No caminho para o lago, já na saída da cidade, um homem velho acompanhou-me com o olhar desde longe. Estava sentado no chão, vestido em roupas simples e surradas, de pele preta e cabelo e barbas brancas. Quando finalmente cruzei-me com ele, mostrou-me um sinal com a mão e deti-me. O velho levantou-se e aproximou-se de mim. Seu olhar era sincero e intenso e seus movimentos suaves e precisos. Olhou-me profundamente nos olhos e falou-me em uma voz firme, grave e gentil:
“ Você irá agora ao lago, em busca de paz. No meio do caminho encontrará uma casa de pedra antiga que nunca antes havia notado. Terá vontade de entrar, mas antes anotará, com os papéis e lápis que te darei, toda a história desse dia para certificar-se da própria existência, e também da minha. Terminado o relato deixará os papéis ao lado do caminho, embaixo de uma pedra, e caminhará em direção à casa.

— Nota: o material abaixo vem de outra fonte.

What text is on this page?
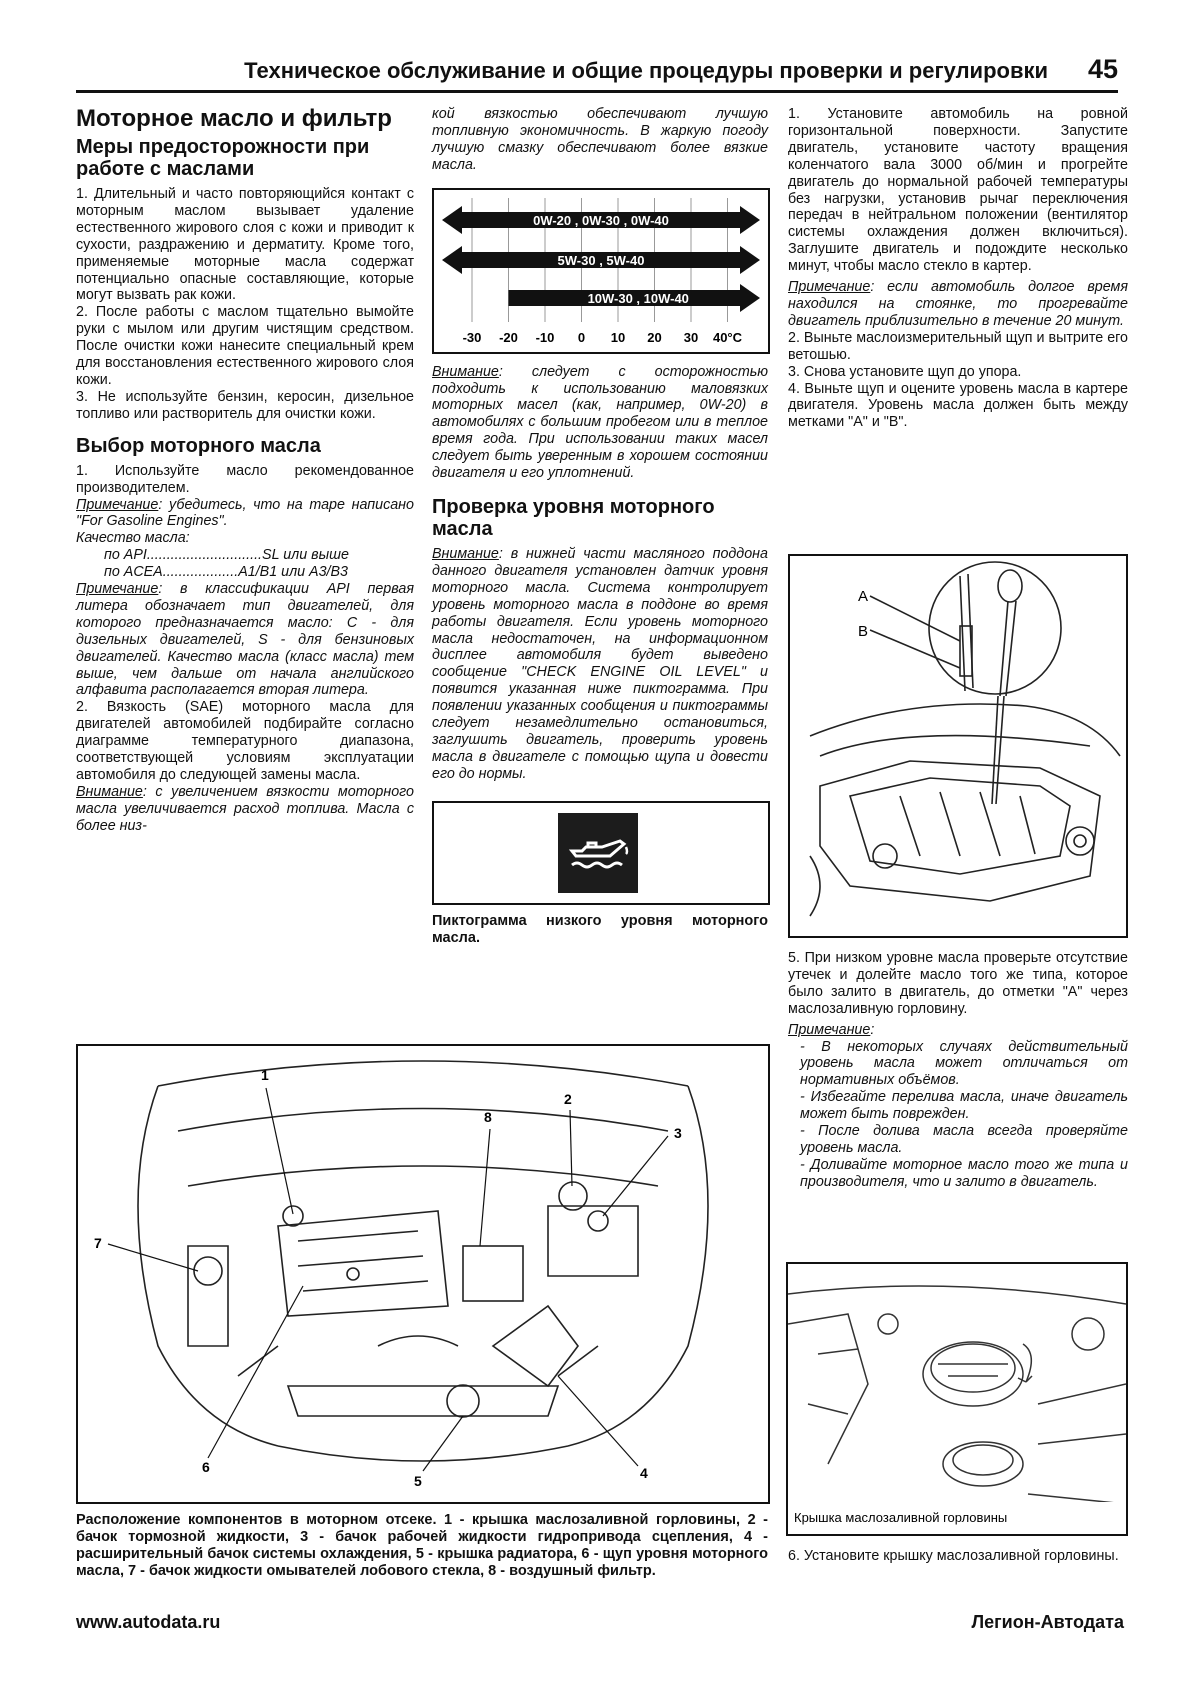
Техническое обслуживание и общие процедуры проверки и регулировки 45
Моторное масло и фильтр
Меры предосторожности при работе с маслами

1. Длительный и часто повторяющийся контакт с моторным маслом вызывает удаление естественного жирового слоя с кожи и приводит к сухости, раздражению и дерматиту. Кроме того, применяемые моторные масла содержат потенциально опасные составляющие, которые могут вызвать рак кожи.

2. После работы с маслом тщательно вымойте руки с мылом или другим чистящим средством. После очистки кожи нанесите специальный крем для восстановления естественного жирового слоя кожи.

3. Не используйте бензин, керосин, дизельное топливо или растворитель для очистки кожи.

Выбор моторного масла

1. Используйте масло рекомендованное производителем.

Примечание: убедитесь, что на таре написано "For Gasoline Engines".

Качество масла:

по API.............................SL или выше

по ACEA...................A1/B1 или A3/B3

Примечание: в классификации API первая литера обозначает тип двигателей, для которого предназначается масло: С - для дизельных двигателей, S - для бензиновых двигателей. Качество масла (класс масла) тем выше, чем дальше от начала английского алфавита располагается вторая литера.

2. Вязкость (SAE) моторного масла для двигателей автомобилей подбирайте согласно диаграмме температурного диапазона, соответствующей условиям эксплуатации автомобиля до следующей замены масла.

Внимание: с увеличением вязкости моторного масла увеличивается расход топлива. Масла с более низ-

кой вязкостью обеспечивают лучшую топливную экономичность. В жаркую погоду лучшую смазку обеспечивают более вязкие масла.

0W-20 , 0W-30 , 0W-40
5W-30 , 5W-40
10W-30 , 10W-40
-30 -20 -10 0 10 20 30 40°C

Внимание: следует с осторожностью подходить к использованию маловязких моторных масел (как, например, 0W-20) в автомобилях с большим пробегом или в теплое время года. При использовании таких масел следует быть уверенным в хорошем состоянии двигателя и его уплотнений.

Проверка уровня моторного масла

Внимание: в нижней части масляного поддона данного двигателя установлен датчик уровня моторного масла. Система контролирует уровень моторного масла в поддоне во время работы двигателя. Если уровень моторного масла недостаточен, на информационном дисплее автомобиля будет выведено сообщение "CHECK ENGINE OIL LEVEL" и появится указанная ниже пиктограмма. При появлении указанных сообщения и пиктограммы следует незамедлительно остановиться, заглушить двигатель, проверить уровень масла в двигателе с помощью щупа и довести его до нормы.

Пиктограмма низкого уровня моторного масла.

1. Установите автомобиль на ровной горизонтальной поверхности. Запустите двигатель, установите частоту вращения коленчатого вала 3000 об/мин и прогрейте двигатель до нормальной рабочей температуры без нагрузки, установив рычаг переключения передач в нейтральном положении (вентилятор системы охлаждения должен включиться). Заглушите двигатель и подождите несколько минут, чтобы масло стекло в картер.

Примечание: если автомобиль долгое время находился на стоянке, то прогревайте двигатель приблизительно в течение 20 минут.

2. Выньте маслоизмерительный щуп и вытрите его ветошью.

3. Снова установите щуп до упора.

4. Выньте щуп и оцените уровень масла в картере двигателя. Уровень масла должен быть между метками "A" и "B".

A
B

5. При низком уровне масла проверьте отсутствие утечек и долейте масло того же типа, которое было залито в двигатель, до отметки "A" через маслозаливную горловину.

Примечание:

- В некоторых случаях действительный уровень масла может отличаться от нормативных объёмов.

- Избегайте перелива масла, иначе двигатель может быть поврежден.

- После долива масла всегда проверяйте уровень масла.

- Доливайте моторное масло того же типа и производителя, что и залито в двигатель.

Крышка маслозаливной горловины

6. Установите крышку маслозаливной горловины.

1
2
3
4
5
6
7
8
Расположение компонентов в моторном отсеке. 1 - крышка маслозаливной горловины, 2 - бачок тормозной жидкости, 3 - бачок рабочей жидкости гидропривода сцепления, 4 - расширительный бачок системы охлаждения, 5 - крышка радиатора, 6 - щуп уровня моторного масла, 7 - бачок жидкости омывателей лобового стекла, 8 - воздушный фильтр.
www.autodata.ru	Легион-Автодата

Assim que entrar no recinto irá abater-lhe atemporalmente a irreversibilidade dos passos que se seguirão. Uma voz mansa e firme te conduzirá a um assento que não será nem rocha nem madeira e acomodará suas dores e alegrias numa posição confortável mas que não será simples. O pouco que ainda verá será induzido a deixá-lo, fechando sobre a cara olhos já distantes.

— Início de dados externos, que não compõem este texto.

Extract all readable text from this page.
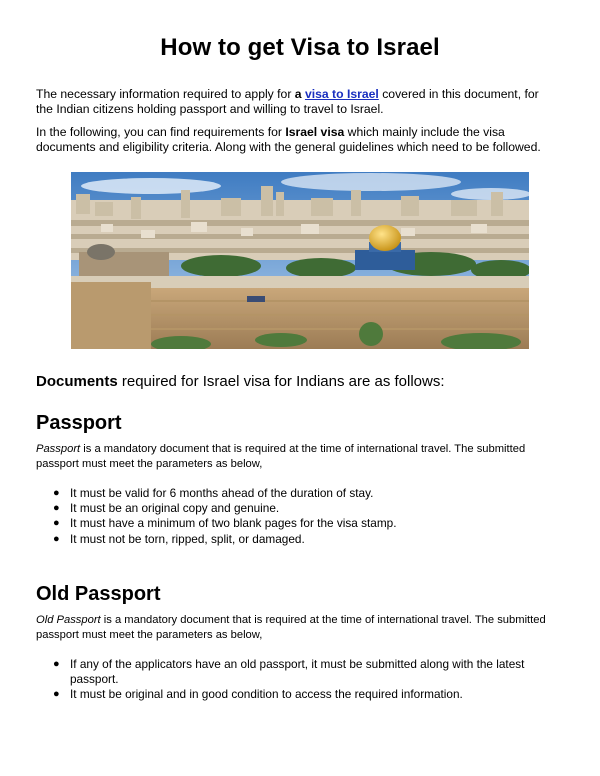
How to get Visa to Israel

The necessary information required to apply for a visa to Israel covered in this document, for the Indian citizens holding passport and willing to travel to Israel.

In the following, you can find requirements for Israel visa which mainly include the visa documents and eligibility criteria. Along with the general guidelines which need to be followed.

Documents required for Israel visa for Indians are as follows:

Passport

Passport is a mandatory document that is required at the time of international travel. The submitted passport must meet the parameters as below,

● It must be valid for 6 months ahead of the duration of stay.
● It must be an original copy and genuine.
● It must have a minimum of two blank pages for the visa stamp.
● It must not be torn, ripped, split, or damaged.
Old Passport

Old Passport is a mandatory document that is required at the time of international travel. The submitted passport must meet the parameters as below,

● If any of the applicators have an old passport, it must be submitted along with the latest passport.
● It must be original and in good condition to access the required information.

                Uma voz te alcançará num idioma que não reconhecerá e que não poderá reproduzir e no entanto compreenderá cada sinal que receberem suas percepções, essas já ampliadas, embaralhadas e irreconhecíveis.

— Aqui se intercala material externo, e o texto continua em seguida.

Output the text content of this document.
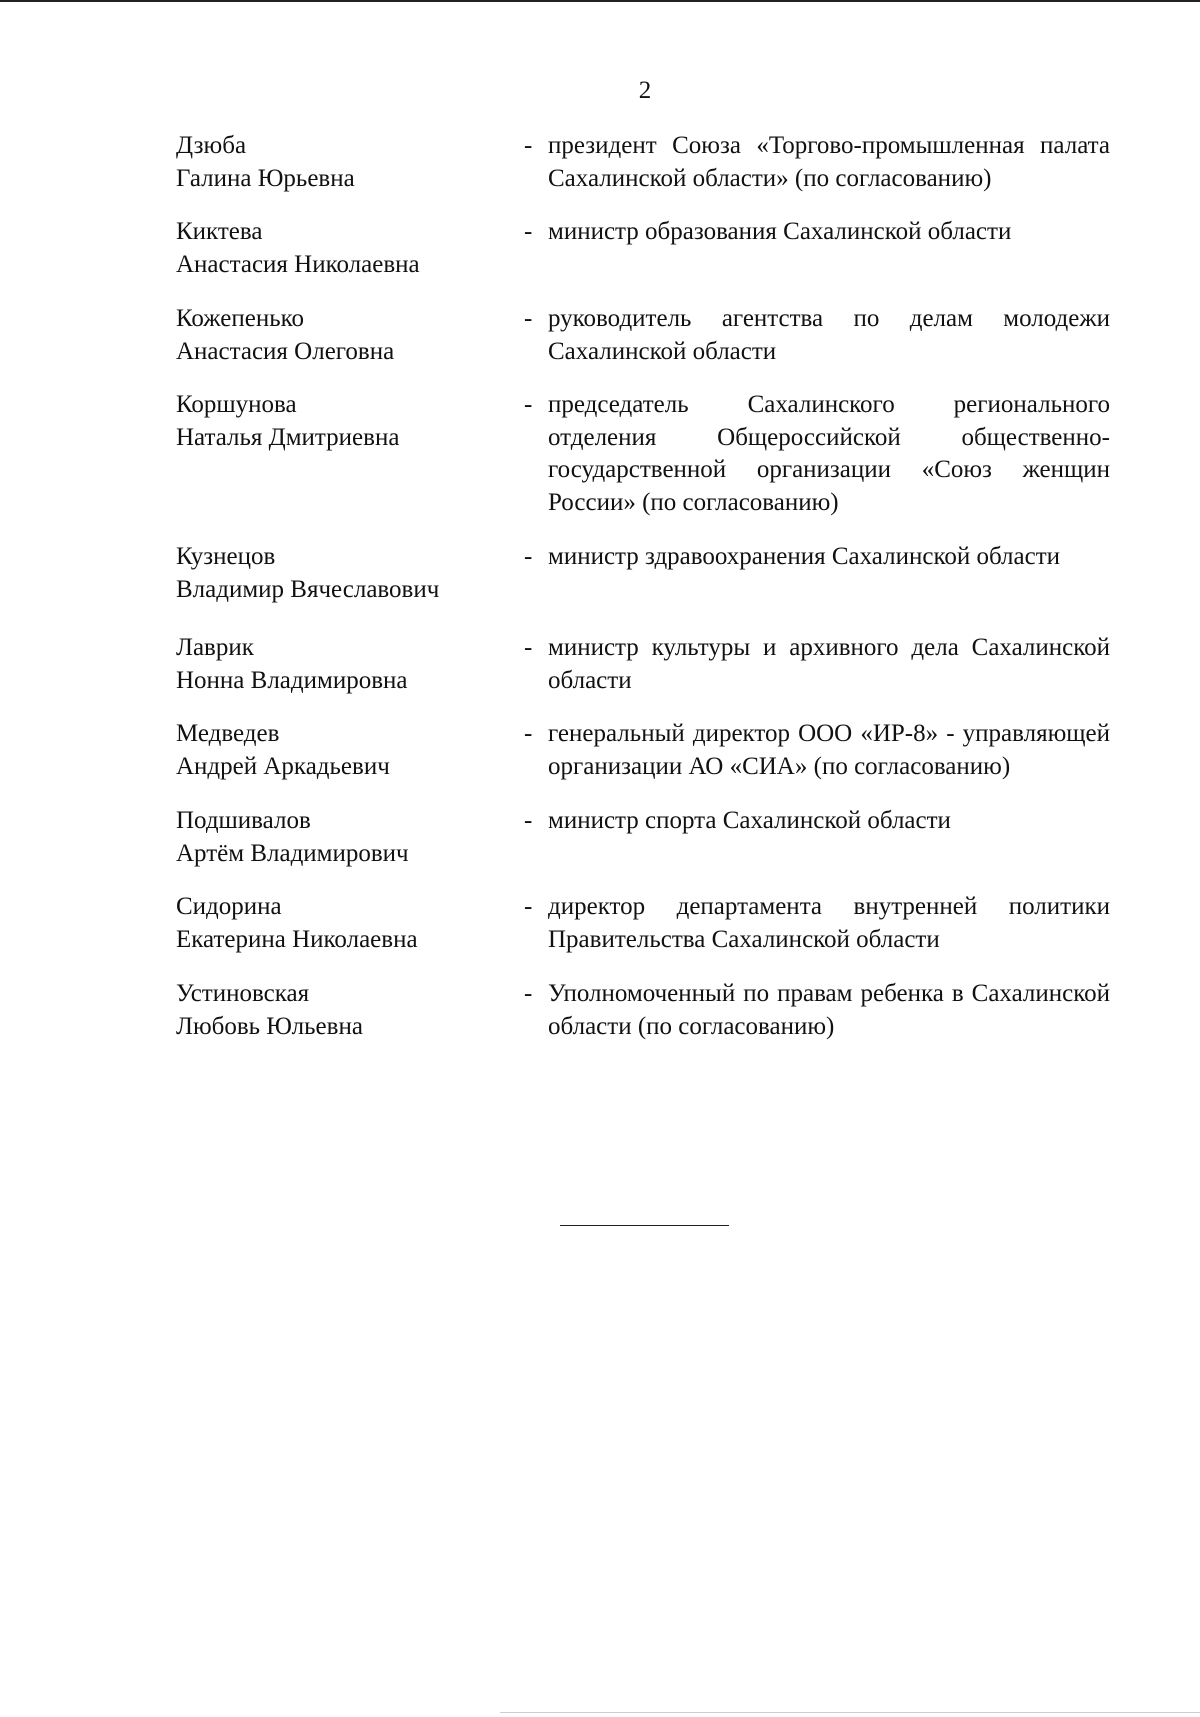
2
Дзюба
Галина Юрьевна
- президент Союза «Торгово-промышленная палата Сахалинской области» (по согласованию)
Киктева
Анастасия Николаевна
- министр образования Сахалинской области
Кожепенько
Анастасия Олеговна
- руководитель агентства по делам молодежи Сахалинской области
Коршунова
Наталья Дмитриевна
- председатель Сахалинского регионального отделения Общероссийской общественно-государственной организации «Союз женщин России» (по согласованию)
Кузнецов
Владимир Вячеславович
- министр здравоохранения Сахалинской области
Лаврик
Нонна Владимировна
- министр культуры и архивного дела Сахалинской области
Медведев
Андрей Аркадьевич
- генеральный директор ООО «ИР-8» - управляющей организации АО «СИА» (по согласованию)
Подшивалов
Артём Владимирович
- министр спорта Сахалинской области
Сидорина
Екатерина Николаевна
- директор департамента внутренней политики Правительства Сахалинской области
Устиновская
Любовь Юльевна
- Уполномоченный по правам ребенка в Сахалинской области (по согласованию)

                Ora sons te amaciarão os ouvidos, primeiro um, depois outro, logo perceberá no silêncio o anti-som e que esse nasce de todos os pontos ainda que de nenhum em particular. Uma tonada da voz te clareará por inteiro a visão de um rio. Suas águas barrentas e inesgotáveis serpentearão os pés de montanhas, que sangrarão sua neve e somarão-se ao grande rio. Será dado a você o tempo necessário para que explore e descubra as sinuâncias e as peculiariedades de tal conjugação, mas ao realizar uma curva inevitável, indispensável ao seu caminho, uma montanha magnânima e coroada de gelo e nuvens te fará perder o equilíbrio e uma sensação que correrá transversalmente sobre os diferentes níveis da sua realidade fulminarão no ímpeto irrefreável de abrir os olhos, que fará do rio e do vale escuridão e vazio. Terá ânimo de falar, como para queixar-se ou explicar-se, mas será antecipado pela voz que lhe conduz que qualquer manifestação daquela espécie será insuficiente, inapropriada e indiferente. Uma torrente imediata te fará esquecer o caso, e você se perguntará se sequer aquilo teria acontecido.
                Novamente fechará os olhos e da escuridão ressurgirá o rio, agora caudalento e rompendo-se em rochas imensas plantadas em seu caminho tortuoso. Instintivamente perceberá que o rio é vivo. Compreenderá que a voz que lhe alcança é o som de tudo somado e interferido no tempo e no espaço, que serão indistinguíveis, e interpretará a voz naquele momento como violenta e agitada, ao menos de início. Você se sentirá confuso e amedontrado, mas as condições e as ferramentas necessárias para o seu auto-controle estarão sob o seu poder, e calma, luz e paz sobresaírão após os desafios que te forem impostos. Ultrapassadas essas circunstâncias você entrará num domínio mais profundo, onde poderá visualizar o vazio do medo e de todas as coisas.
         Perceber uma visão de olhos fechados lhe sustentará o ânimo de ir mais além. De súbito compreenderá que deve unir-se ao rio, afinal o rio é você. Encarará absolutamente aquela realidade e saltará com firmeza para dentro do rio que será barrento e incontrolável, numa corredeira que se aprofundará em uma grande boca de pedra, cavada funda entre o emanharado de montanhas.
                Uma vez que livrar-se do medo e unir-se ao rio e todo o ao redor poderá, finalmente, libertar-se definitivamente de todos os sentidos que íão até então moldurando de maneira fantástica, mas ainda assim limitada, a sua experiência. Livre, você flutuará fora do tempo e do espaço, e será puro ser, sem saber como será então. Você se dissolverá numa existência elementar, sem barreiras físicas e corpóreas, e será ali eterno e infinito.”